Um 16 Uhr findet ein Europadialog mit Schülerinnen und Schülern statt. Diese Veranstaltung wird von der Jungen Europäischen Bewegung moderiert und begleitet.


„Welches Europa wollen wir?“ ist eine Sonderreihe innerhalb des Formats „Außenpolitik live – Diplomaten im Dialog“, einer Kooperation des Auswärtigen Amts und des ifa. 
 

Thomas Ossowski trat 1992 nach seinem Studium der politischen Wissenschaften am Institut d‘Etudes Politiques in Paris ins Auswärtige Amt ein. Nach Stationen in Israel, Ruanda, Afghanistan und den Philippinen war er im Inland stellvertretender Leiter des Büros des Bundesministers des Auswärtigen und Leiter der EU-Koordinierungsgruppe. Seit August 2016 ist er Beauftragter für die Beziehungen zu den Mitgliedsstaaten der EU sowie für die grenzüberschreitende und regionale Zusammenarbeit im Auswärtigen Amt.

Über das ifa

Das ifa (Institut für Auslandsbeziehungen) feiert 2017 sein 100-jähriges Bestehen.

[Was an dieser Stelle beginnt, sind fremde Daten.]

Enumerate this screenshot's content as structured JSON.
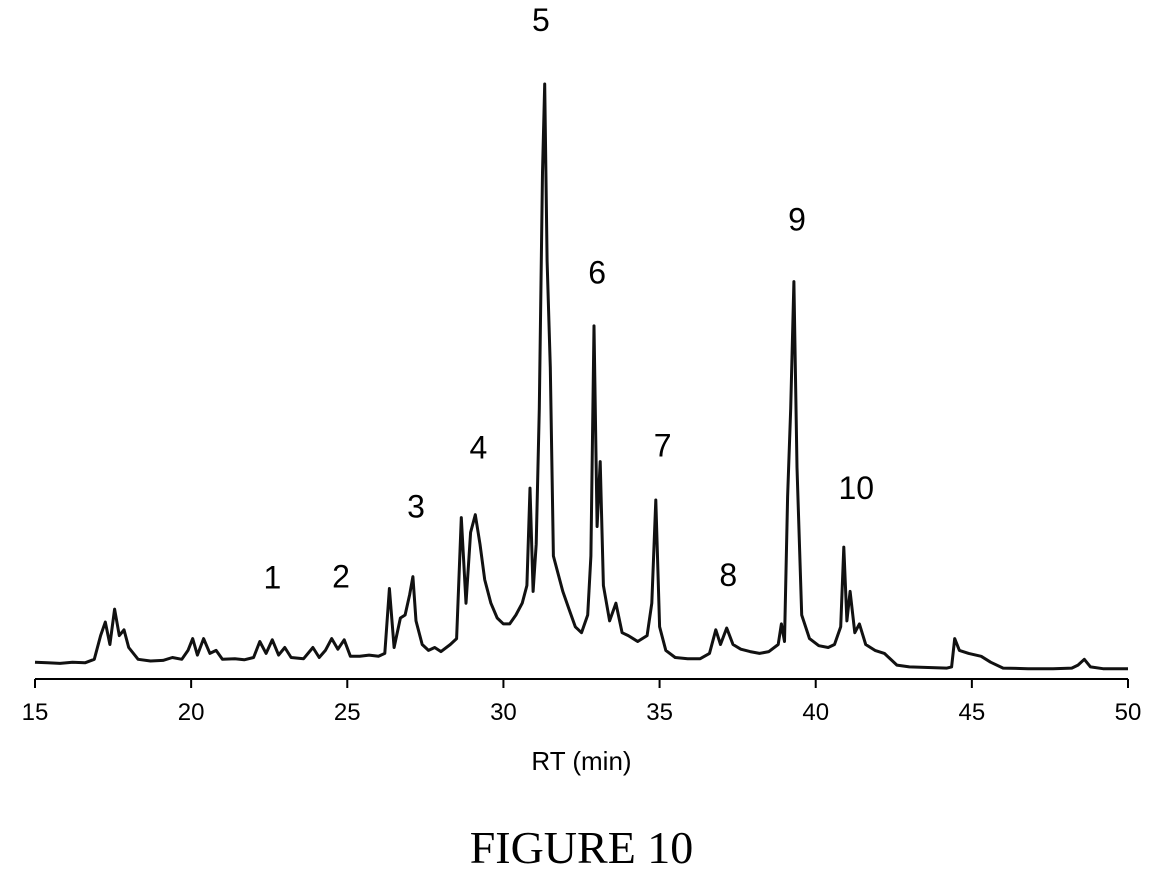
{
  "figure": {
    "caption": "FIGURE 10"
  },
  "chart_data": {
    "type": "line",
    "title": "",
    "xlabel": "RT (min)",
    "ylabel": "",
    "xlim": [
      15,
      50
    ],
    "ylim": [
      0,
      100
    ],
    "xticks": [
      15,
      20,
      25,
      30,
      35,
      40,
      45,
      50
    ],
    "xtick_labels": [
      "15",
      "20",
      "25",
      "30",
      "35",
      "40",
      "45",
      "50"
    ],
    "grid": false,
    "legend": "none",
    "line_color": "#111111",
    "peak_labels": [
      {
        "text": "1",
        "x": 22.6,
        "y": 14.5
      },
      {
        "text": "2",
        "x": 24.8,
        "y": 14.7
      },
      {
        "text": "3",
        "x": 27.2,
        "y": 26.5
      },
      {
        "text": "4",
        "x": 29.2,
        "y": 36.5
      },
      {
        "text": "5",
        "x": 31.2,
        "y": 109.0
      },
      {
        "text": "6",
        "x": 33.0,
        "y": 66.2
      },
      {
        "text": "7",
        "x": 35.1,
        "y": 36.9
      },
      {
        "text": "8",
        "x": 37.2,
        "y": 14.9
      },
      {
        "text": "9",
        "x": 39.4,
        "y": 75.2
      },
      {
        "text": "10",
        "x": 41.3,
        "y": 29.7
      }
    ],
    "series": [
      {
        "values": [
          [
            15.0,
            2.0
          ],
          [
            15.4,
            1.9
          ],
          [
            15.8,
            1.8
          ],
          [
            16.2,
            2.0
          ],
          [
            16.6,
            1.9
          ],
          [
            16.9,
            2.5
          ],
          [
            17.1,
            6.5
          ],
          [
            17.25,
            8.8
          ],
          [
            17.4,
            5.0
          ],
          [
            17.55,
            11.0
          ],
          [
            17.7,
            6.5
          ],
          [
            17.85,
            7.5
          ],
          [
            18.0,
            4.5
          ],
          [
            18.3,
            2.5
          ],
          [
            18.7,
            2.2
          ],
          [
            19.1,
            2.3
          ],
          [
            19.4,
            2.8
          ],
          [
            19.7,
            2.5
          ],
          [
            19.9,
            4.0
          ],
          [
            20.05,
            6.0
          ],
          [
            20.2,
            3.2
          ],
          [
            20.4,
            6.0
          ],
          [
            20.6,
            3.5
          ],
          [
            20.8,
            4.0
          ],
          [
            21.0,
            2.5
          ],
          [
            21.4,
            2.6
          ],
          [
            21.7,
            2.4
          ],
          [
            22.0,
            2.8
          ],
          [
            22.2,
            5.5
          ],
          [
            22.4,
            3.5
          ],
          [
            22.6,
            5.8
          ],
          [
            22.8,
            3.2
          ],
          [
            23.0,
            4.5
          ],
          [
            23.2,
            2.8
          ],
          [
            23.6,
            2.6
          ],
          [
            23.9,
            4.5
          ],
          [
            24.1,
            2.8
          ],
          [
            24.3,
            4.0
          ],
          [
            24.5,
            6.0
          ],
          [
            24.7,
            4.2
          ],
          [
            24.9,
            5.8
          ],
          [
            25.1,
            3.0
          ],
          [
            25.4,
            3.0
          ],
          [
            25.7,
            3.2
          ],
          [
            26.0,
            3.0
          ],
          [
            26.2,
            3.5
          ],
          [
            26.35,
            14.5
          ],
          [
            26.5,
            4.5
          ],
          [
            26.7,
            9.5
          ],
          [
            26.85,
            10.0
          ],
          [
            27.0,
            13.5
          ],
          [
            27.1,
            16.5
          ],
          [
            27.2,
            9.0
          ],
          [
            27.4,
            5.0
          ],
          [
            27.6,
            4.0
          ],
          [
            27.8,
            4.5
          ],
          [
            28.0,
            3.8
          ],
          [
            28.3,
            5.0
          ],
          [
            28.5,
            6.0
          ],
          [
            28.65,
            26.5
          ],
          [
            28.8,
            12.0
          ],
          [
            28.95,
            24.0
          ],
          [
            29.1,
            27.0
          ],
          [
            29.25,
            22.0
          ],
          [
            29.4,
            16.0
          ],
          [
            29.6,
            12.0
          ],
          [
            29.8,
            9.5
          ],
          [
            30.0,
            8.5
          ],
          [
            30.2,
            8.5
          ],
          [
            30.4,
            10.0
          ],
          [
            30.6,
            12.0
          ],
          [
            30.75,
            15.0
          ],
          [
            30.85,
            31.5
          ],
          [
            30.95,
            14.0
          ],
          [
            31.05,
            22.0
          ],
          [
            31.15,
            45.0
          ],
          [
            31.25,
            85.0
          ],
          [
            31.32,
            100.0
          ],
          [
            31.4,
            70.0
          ],
          [
            31.5,
            52.0
          ],
          [
            31.6,
            20.0
          ],
          [
            31.75,
            17.0
          ],
          [
            31.9,
            14.0
          ],
          [
            32.1,
            11.0
          ],
          [
            32.3,
            8.0
          ],
          [
            32.5,
            7.0
          ],
          [
            32.7,
            10.0
          ],
          [
            32.8,
            20.0
          ],
          [
            32.9,
            59.0
          ],
          [
            33.0,
            25.0
          ],
          [
            33.1,
            36.0
          ],
          [
            33.2,
            15.0
          ],
          [
            33.4,
            9.0
          ],
          [
            33.6,
            12.0
          ],
          [
            33.8,
            7.0
          ],
          [
            34.0,
            6.5
          ],
          [
            34.3,
            5.5
          ],
          [
            34.6,
            6.5
          ],
          [
            34.75,
            12.0
          ],
          [
            34.88,
            29.5
          ],
          [
            35.0,
            8.0
          ],
          [
            35.2,
            4.0
          ],
          [
            35.5,
            2.8
          ],
          [
            35.9,
            2.6
          ],
          [
            36.3,
            2.6
          ],
          [
            36.6,
            3.5
          ],
          [
            36.8,
            7.5
          ],
          [
            36.95,
            5.0
          ],
          [
            37.15,
            7.8
          ],
          [
            37.35,
            5.0
          ],
          [
            37.6,
            4.2
          ],
          [
            37.9,
            3.8
          ],
          [
            38.2,
            3.5
          ],
          [
            38.5,
            3.8
          ],
          [
            38.8,
            5.0
          ],
          [
            38.9,
            8.5
          ],
          [
            39.0,
            5.5
          ],
          [
            39.1,
            30.0
          ],
          [
            39.2,
            45.0
          ],
          [
            39.3,
            66.5
          ],
          [
            39.4,
            35.0
          ],
          [
            39.55,
            10.0
          ],
          [
            39.8,
            6.0
          ],
          [
            40.1,
            4.8
          ],
          [
            40.4,
            4.5
          ],
          [
            40.6,
            5.0
          ],
          [
            40.8,
            8.0
          ],
          [
            40.9,
            21.5
          ],
          [
            41.0,
            9.0
          ],
          [
            41.1,
            14.0
          ],
          [
            41.25,
            7.0
          ],
          [
            41.4,
            8.5
          ],
          [
            41.6,
            5.0
          ],
          [
            41.9,
            4.0
          ],
          [
            42.2,
            3.5
          ],
          [
            42.6,
            1.5
          ],
          [
            43.0,
            1.2
          ],
          [
            43.6,
            1.1
          ],
          [
            44.2,
            1.0
          ],
          [
            44.35,
            1.2
          ],
          [
            44.45,
            6.0
          ],
          [
            44.6,
            4.0
          ],
          [
            44.9,
            3.5
          ],
          [
            45.3,
            3.0
          ],
          [
            45.6,
            2.0
          ],
          [
            46.0,
            1.0
          ],
          [
            46.8,
            0.9
          ],
          [
            47.6,
            0.9
          ],
          [
            48.2,
            1.0
          ],
          [
            48.4,
            1.5
          ],
          [
            48.6,
            2.5
          ],
          [
            48.8,
            1.2
          ],
          [
            49.2,
            0.9
          ],
          [
            50.0,
            0.9
          ]
        ]
      }
    ]
  }
}
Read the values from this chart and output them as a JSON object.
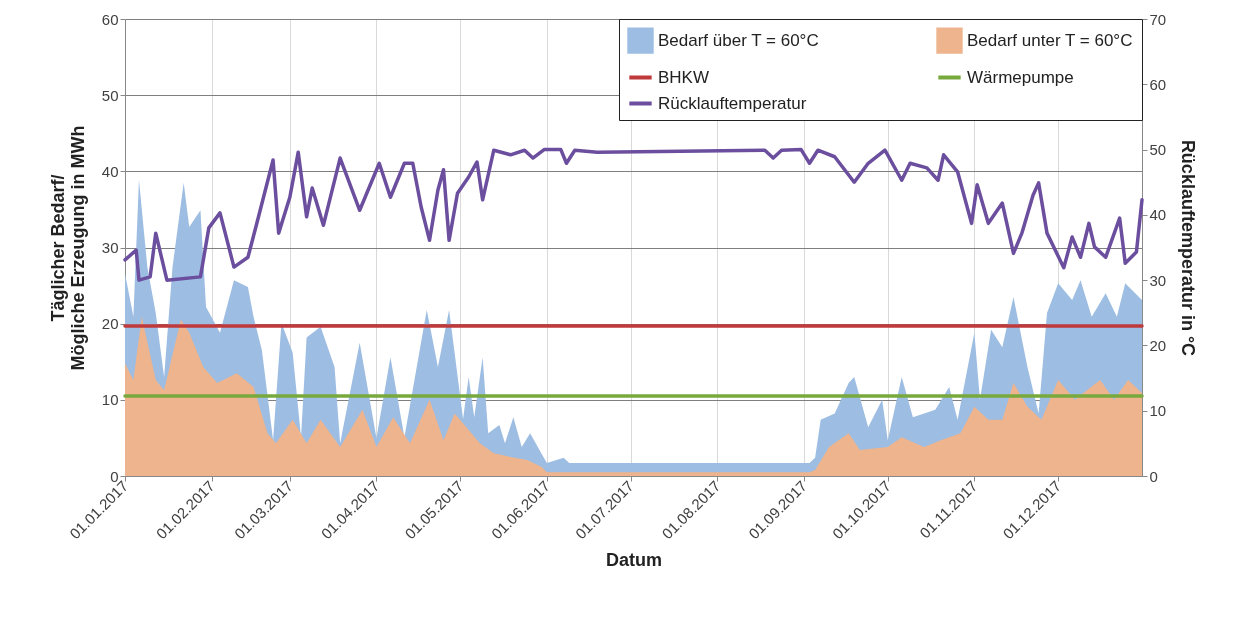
{
  "chart_data": {
    "type": "area",
    "xlabel": "Datum",
    "ylabel": "Täglicher Bedarf/ Mögliche Erzeugung in MWh",
    "y2label": "Rücklauftemperatur in °C",
    "xlim": [
      "2017-01-01",
      "2017-12-31"
    ],
    "xticks": [
      {
        "value": "2017-01-01",
        "label": "01.01.2017"
      },
      {
        "value": "2017-02-01",
        "label": "01.02.2017"
      },
      {
        "value": "2017-03-01",
        "label": "01.03.2017"
      },
      {
        "value": "2017-04-01",
        "label": "01.04.2017"
      },
      {
        "value": "2017-05-01",
        "label": "01.05.2017"
      },
      {
        "value": "2017-06-01",
        "label": "01.06.2017"
      },
      {
        "value": "2017-07-01",
        "label": "01.07.2017"
      },
      {
        "value": "2017-08-01",
        "label": "01.08.2017"
      },
      {
        "value": "2017-09-01",
        "label": "01.09.2017"
      },
      {
        "value": "2017-10-01",
        "label": "01.10.2017"
      },
      {
        "value": "2017-11-01",
        "label": "01.11.2017"
      },
      {
        "value": "2017-12-01",
        "label": "01.12.2017"
      }
    ],
    "ylim": [
      0,
      60
    ],
    "yticks": [
      0,
      10,
      20,
      30,
      40,
      50,
      60
    ],
    "y2lim": [
      0,
      70
    ],
    "y2ticks": [
      0,
      10,
      20,
      30,
      40,
      50,
      60,
      70
    ],
    "grid": true,
    "legend": "top right",
    "series": [
      {
        "name": "Bedarf über T = 60°C",
        "type": "area",
        "color": "#9dbde2",
        "x": [
          "2017-01-01",
          "2017-01-04",
          "2017-01-06",
          "2017-01-09",
          "2017-01-12",
          "2017-01-15",
          "2017-01-18",
          "2017-01-22",
          "2017-01-24",
          "2017-01-28",
          "2017-01-30",
          "2017-02-04",
          "2017-02-09",
          "2017-02-14",
          "2017-02-16",
          "2017-02-19",
          "2017-02-23",
          "2017-02-26",
          "2017-03-02",
          "2017-03-05",
          "2017-03-07",
          "2017-03-12",
          "2017-03-17",
          "2017-03-19",
          "2017-03-26",
          "2017-04-01",
          "2017-04-06",
          "2017-04-11",
          "2017-04-19",
          "2017-04-23",
          "2017-04-27",
          "2017-05-02",
          "2017-05-04",
          "2017-05-06",
          "2017-05-09",
          "2017-05-11",
          "2017-05-15",
          "2017-05-17",
          "2017-05-20",
          "2017-05-23",
          "2017-05-26",
          "2017-05-30",
          "2017-06-01",
          "2017-06-07",
          "2017-06-09",
          "2017-09-03",
          "2017-09-05",
          "2017-09-07",
          "2017-09-12",
          "2017-09-17",
          "2017-09-19",
          "2017-09-24",
          "2017-09-29",
          "2017-10-01",
          "2017-10-06",
          "2017-10-10",
          "2017-10-18",
          "2017-10-23",
          "2017-10-26",
          "2017-11-01",
          "2017-11-03",
          "2017-11-07",
          "2017-11-11",
          "2017-11-15",
          "2017-11-20",
          "2017-11-24",
          "2017-11-27",
          "2017-12-01",
          "2017-12-06",
          "2017-12-09",
          "2017-12-13",
          "2017-12-18",
          "2017-12-22",
          "2017-12-25",
          "2017-12-31"
        ],
        "values": [
          26.6,
          20.9,
          38.9,
          27.4,
          21.4,
          13.0,
          27.4,
          38.5,
          32.7,
          34.9,
          22.2,
          18.8,
          25.7,
          24.8,
          20.9,
          16.5,
          4.7,
          20.1,
          16.2,
          5.1,
          18.2,
          19.6,
          14.3,
          4.3,
          17.5,
          5.0,
          15.6,
          5.1,
          21.8,
          14.3,
          21.8,
          7.5,
          13.0,
          7.7,
          15.6,
          5.6,
          6.7,
          4.3,
          7.7,
          3.8,
          5.6,
          3.0,
          1.7,
          2.4,
          1.7,
          1.7,
          2.4,
          7.4,
          8.2,
          12.2,
          13.0,
          6.4,
          10.0,
          4.7,
          13.0,
          7.7,
          8.7,
          11.7,
          7.4,
          18.8,
          10.0,
          19.2,
          16.9,
          23.5,
          14.3,
          8.2,
          21.4,
          25.3,
          23.1,
          25.7,
          20.9,
          24.0,
          20.9,
          25.3,
          23.1
        ]
      },
      {
        "name": "Bedarf unter T = 60°C",
        "type": "area",
        "color": "#eeb48d",
        "x": [
          "2017-01-01",
          "2017-01-04",
          "2017-01-07",
          "2017-01-12",
          "2017-01-15",
          "2017-01-21",
          "2017-01-24",
          "2017-01-29",
          "2017-02-03",
          "2017-02-10",
          "2017-02-16",
          "2017-02-21",
          "2017-02-24",
          "2017-03-02",
          "2017-03-07",
          "2017-03-12",
          "2017-03-19",
          "2017-03-27",
          "2017-04-01",
          "2017-04-07",
          "2017-04-13",
          "2017-04-20",
          "2017-04-25",
          "2017-04-29",
          "2017-05-05",
          "2017-05-08",
          "2017-05-13",
          "2017-05-19",
          "2017-05-25",
          "2017-05-30",
          "2017-06-01",
          "2017-09-03",
          "2017-09-05",
          "2017-09-10",
          "2017-09-17",
          "2017-09-21",
          "2017-10-01",
          "2017-10-06",
          "2017-10-14",
          "2017-10-20",
          "2017-10-27",
          "2017-11-01",
          "2017-11-06",
          "2017-11-11",
          "2017-11-15",
          "2017-11-20",
          "2017-11-25",
          "2017-12-01",
          "2017-12-07",
          "2017-12-10",
          "2017-12-16",
          "2017-12-21",
          "2017-12-26",
          "2017-12-31"
        ],
        "values": [
          14.8,
          12.6,
          20.9,
          12.6,
          11.3,
          20.5,
          18.8,
          14.3,
          12.2,
          13.5,
          11.7,
          5.6,
          4.3,
          7.4,
          4.3,
          7.4,
          3.8,
          8.7,
          3.8,
          7.7,
          4.3,
          10.0,
          4.7,
          8.2,
          5.6,
          4.3,
          3.0,
          2.5,
          2.1,
          1.2,
          0.5,
          0.5,
          0.8,
          3.8,
          5.6,
          3.4,
          3.8,
          5.1,
          3.8,
          4.7,
          5.6,
          9.1,
          7.4,
          7.4,
          12.2,
          9.1,
          7.4,
          12.6,
          10.0,
          10.9,
          12.6,
          10.0,
          12.6,
          10.9
        ]
      },
      {
        "name": "BHKW",
        "type": "line",
        "color": "#c0393b",
        "x": [
          "2017-01-01",
          "2017-12-31"
        ],
        "values": [
          19.7,
          19.7
        ]
      },
      {
        "name": "Wärmepumpe",
        "type": "line",
        "color": "#78a93c",
        "x": [
          "2017-01-01",
          "2017-12-31"
        ],
        "values": [
          10.5,
          10.5
        ]
      },
      {
        "name": "Rücklauftemperatur",
        "type": "line",
        "axis": "y2",
        "color": "#6b4f9e",
        "x": [
          "2017-01-01",
          "2017-01-05",
          "2017-01-06",
          "2017-01-10",
          "2017-01-12",
          "2017-01-16",
          "2017-01-28",
          "2017-01-31",
          "2017-02-04",
          "2017-02-09",
          "2017-02-14",
          "2017-02-17",
          "2017-02-23",
          "2017-02-25",
          "2017-03-01",
          "2017-03-04",
          "2017-03-07",
          "2017-03-09",
          "2017-03-13",
          "2017-03-19",
          "2017-03-26",
          "2017-04-02",
          "2017-04-06",
          "2017-04-11",
          "2017-04-14",
          "2017-04-17",
          "2017-04-20",
          "2017-04-23",
          "2017-04-25",
          "2017-04-27",
          "2017-04-30",
          "2017-05-04",
          "2017-05-07",
          "2017-05-09",
          "2017-05-13",
          "2017-05-19",
          "2017-05-24",
          "2017-05-27",
          "2017-05-31",
          "2017-06-06",
          "2017-06-08",
          "2017-06-11",
          "2017-06-19",
          "2017-08-18",
          "2017-08-21",
          "2017-08-24",
          "2017-08-31",
          "2017-09-03",
          "2017-09-06",
          "2017-09-12",
          "2017-09-19",
          "2017-09-24",
          "2017-09-30",
          "2017-10-06",
          "2017-10-09",
          "2017-10-15",
          "2017-10-19",
          "2017-10-21",
          "2017-10-26",
          "2017-10-31",
          "2017-11-02",
          "2017-11-06",
          "2017-11-11",
          "2017-11-15",
          "2017-11-18",
          "2017-11-22",
          "2017-11-24",
          "2017-11-27",
          "2017-12-03",
          "2017-12-06",
          "2017-12-09",
          "2017-12-12",
          "2017-12-14",
          "2017-12-18",
          "2017-12-23",
          "2017-12-25",
          "2017-12-29",
          "2017-12-31"
        ],
        "values": [
          33.1,
          34.6,
          30.0,
          30.5,
          37.2,
          30.0,
          30.5,
          38.0,
          40.3,
          32.0,
          33.5,
          38.4,
          48.4,
          37.2,
          42.7,
          49.6,
          39.7,
          44.1,
          38.4,
          48.7,
          40.7,
          47.9,
          42.7,
          47.9,
          47.9,
          41.2,
          36.1,
          43.8,
          46.9,
          36.1,
          43.3,
          45.8,
          48.1,
          42.3,
          49.9,
          49.2,
          49.9,
          48.7,
          50.0,
          50.0,
          47.9,
          49.9,
          49.6,
          49.9,
          48.7,
          49.9,
          50.0,
          47.9,
          49.9,
          48.9,
          45.0,
          47.9,
          49.9,
          45.3,
          47.9,
          47.2,
          45.3,
          49.2,
          46.6,
          38.7,
          44.6,
          38.7,
          41.8,
          34.1,
          37.2,
          43.0,
          44.9,
          37.2,
          31.9,
          36.6,
          33.5,
          38.7,
          35.1,
          33.5,
          39.5,
          32.6,
          34.3,
          42.3
        ]
      }
    ]
  }
}
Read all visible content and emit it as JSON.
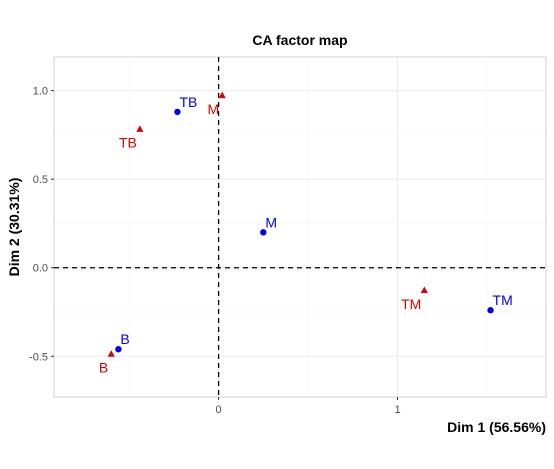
{
  "chart_data": {
    "type": "scatter",
    "title": "CA factor map",
    "xlabel": "Dim 1 (56.56%)",
    "ylabel": "Dim 2 (30.31%)",
    "xlim": [
      -0.92,
      1.83
    ],
    "ylim": [
      -0.73,
      1.19
    ],
    "x_ticks": [
      {
        "value": 0,
        "label": "0"
      },
      {
        "value": 1,
        "label": "1"
      }
    ],
    "y_ticks": [
      {
        "value": -0.5,
        "label": "-0.5"
      },
      {
        "value": 0.0,
        "label": "0.0"
      },
      {
        "value": 0.5,
        "label": "0.5"
      },
      {
        "value": 1.0,
        "label": "1.0"
      }
    ],
    "grid": true,
    "reference_lines": {
      "x": 0,
      "y": 0,
      "style": "dashed"
    },
    "series": [
      {
        "color": "#0000ee",
        "marker": "circle",
        "points": [
          {
            "label": "TB",
            "x": -0.23,
            "y": 0.88
          },
          {
            "label": "M",
            "x": 0.25,
            "y": 0.2
          },
          {
            "label": "B",
            "x": -0.56,
            "y": -0.46
          },
          {
            "label": "TM",
            "x": 1.52,
            "y": -0.24
          }
        ]
      },
      {
        "color": "#dd0000",
        "marker": "triangle",
        "points": [
          {
            "label": "M",
            "x": 0.02,
            "y": 0.97
          },
          {
            "label": "TB",
            "x": -0.44,
            "y": 0.78
          },
          {
            "label": "B",
            "x": -0.6,
            "y": -0.49
          },
          {
            "label": "TM",
            "x": 1.15,
            "y": -0.13
          }
        ]
      }
    ]
  }
}
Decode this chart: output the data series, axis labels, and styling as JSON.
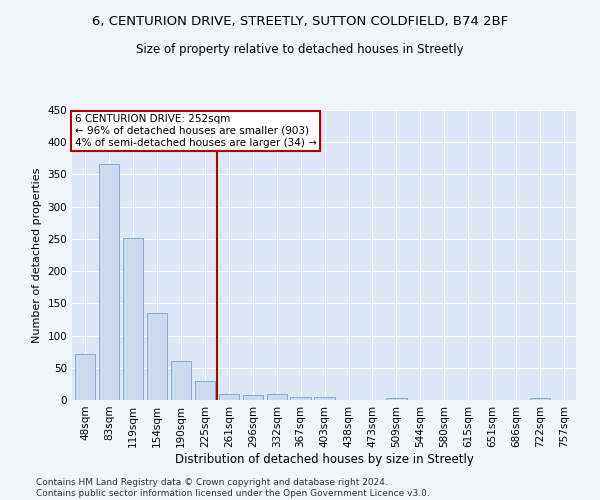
{
  "title1": "6, CENTURION DRIVE, STREETLY, SUTTON COLDFIELD, B74 2BF",
  "title2": "Size of property relative to detached houses in Streetly",
  "xlabel": "Distribution of detached houses by size in Streetly",
  "ylabel": "Number of detached properties",
  "bins": [
    "48sqm",
    "83sqm",
    "119sqm",
    "154sqm",
    "190sqm",
    "225sqm",
    "261sqm",
    "296sqm",
    "332sqm",
    "367sqm",
    "403sqm",
    "438sqm",
    "473sqm",
    "509sqm",
    "544sqm",
    "580sqm",
    "615sqm",
    "651sqm",
    "686sqm",
    "722sqm",
    "757sqm"
  ],
  "values": [
    71,
    366,
    252,
    135,
    60,
    30,
    10,
    7,
    10,
    4,
    5,
    0,
    0,
    3,
    0,
    0,
    0,
    0,
    0,
    3,
    0
  ],
  "bar_color": "#cdd9ed",
  "bar_edge_color": "#7bafd4",
  "vline_bin_index": 6,
  "vline_color": "#aa0000",
  "annotation_text": "6 CENTURION DRIVE: 252sqm\n← 96% of detached houses are smaller (903)\n4% of semi-detached houses are larger (34) →",
  "annotation_box_color": "#ffffff",
  "annotation_box_edge_color": "#aa0000",
  "ylim": [
    0,
    450
  ],
  "yticks": [
    0,
    50,
    100,
    150,
    200,
    250,
    300,
    350,
    400,
    450
  ],
  "bg_color": "#f0f4fb",
  "plot_bg_color": "#dce6f5",
  "grid_color": "#ffffff",
  "footnote": "Contains HM Land Registry data © Crown copyright and database right 2024.\nContains public sector information licensed under the Open Government Licence v3.0.",
  "title1_fontsize": 9.5,
  "title2_fontsize": 8.5,
  "xlabel_fontsize": 8.5,
  "ylabel_fontsize": 8,
  "tick_fontsize": 7.5,
  "annot_fontsize": 7.5,
  "footnote_fontsize": 6.5
}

Deutschlands älteste Mittlerorganisation für auswärtige Kulturbeziehungen wurde im Ersten Weltkrieg, am 10. Januar 1917, als „Werk des Friedens inmitten des Kriegs“ gegründet. www.ifa.de/100

Heute versteht sich das ifa als ein Kompetenzzentrum für internationale Kulturbeziehungen und künstlerische Diskurse. Das ifa bietet umfangreiche Aktivitäten zu Kulturaustausch und ziviler Konfliktbearbeitung an. Grundlage dieser internationalen Ausrichtung ist ein weitreichendes Netzwerk von Partnern im In- und Ausland. Das Leitthema des Jubiläumsjahrs 2017 lautet „Kulturen des Wir“. www.kulturen-des-wir.de

Informationen zu „Außenpolitik live – Diplomaten im Dialog“:

Dr. Odila Triebel, ifa (Institut für Auslandsbeziehungen), Tel. 0711.2225.146, triebel@ifa.de

Junge Europäische Bewegung Berlin-Brandenburg (JEB)
Die Junge Europäische Bewegung Berlin-Brandenburg (JEB) ist ein gemeinnütziger, unabhängiger und überparteilicher Jugendverband. Als Berlin-Brandenburger Landesverband der deutschen Sektion der Jungen Europäischen Föderalisten (JEF) ist er Teil eines europaweiten Netzwerks von über 20.000 aktiven JEF-Mitgliedern aus über 30 Ländern Europas. Gemeinsam werben sie für Vielfalt und Einigkeit in Europa und bilden eine offene bunte Plattform für junge Menschen, die sich europapolitisch engagieren möchten. Mit zahlreichen Aktionen, Veranstaltungen und Projekten in Berlin und Brandenburg setzen sie sich ehrenamtlich im Bereich europapolitische Bildungsarbeit ein.

Frankfurt-Słubicer Kooperationszentrum
Das Kooperationszentrum ist eine gemeinsame Einrichtung der Stadtverwaltung Frankfurt (Oder) und der Gemeinde Słubice. Es koordiniert die Zusammenarbeit der beiden Städte und bietet Kontaktvermittlung und Beratung bei der deutsch-polnischen Zusammenarbeit und grenzüberschreitenden Projekten für Institutionen, Vereine und Bürger.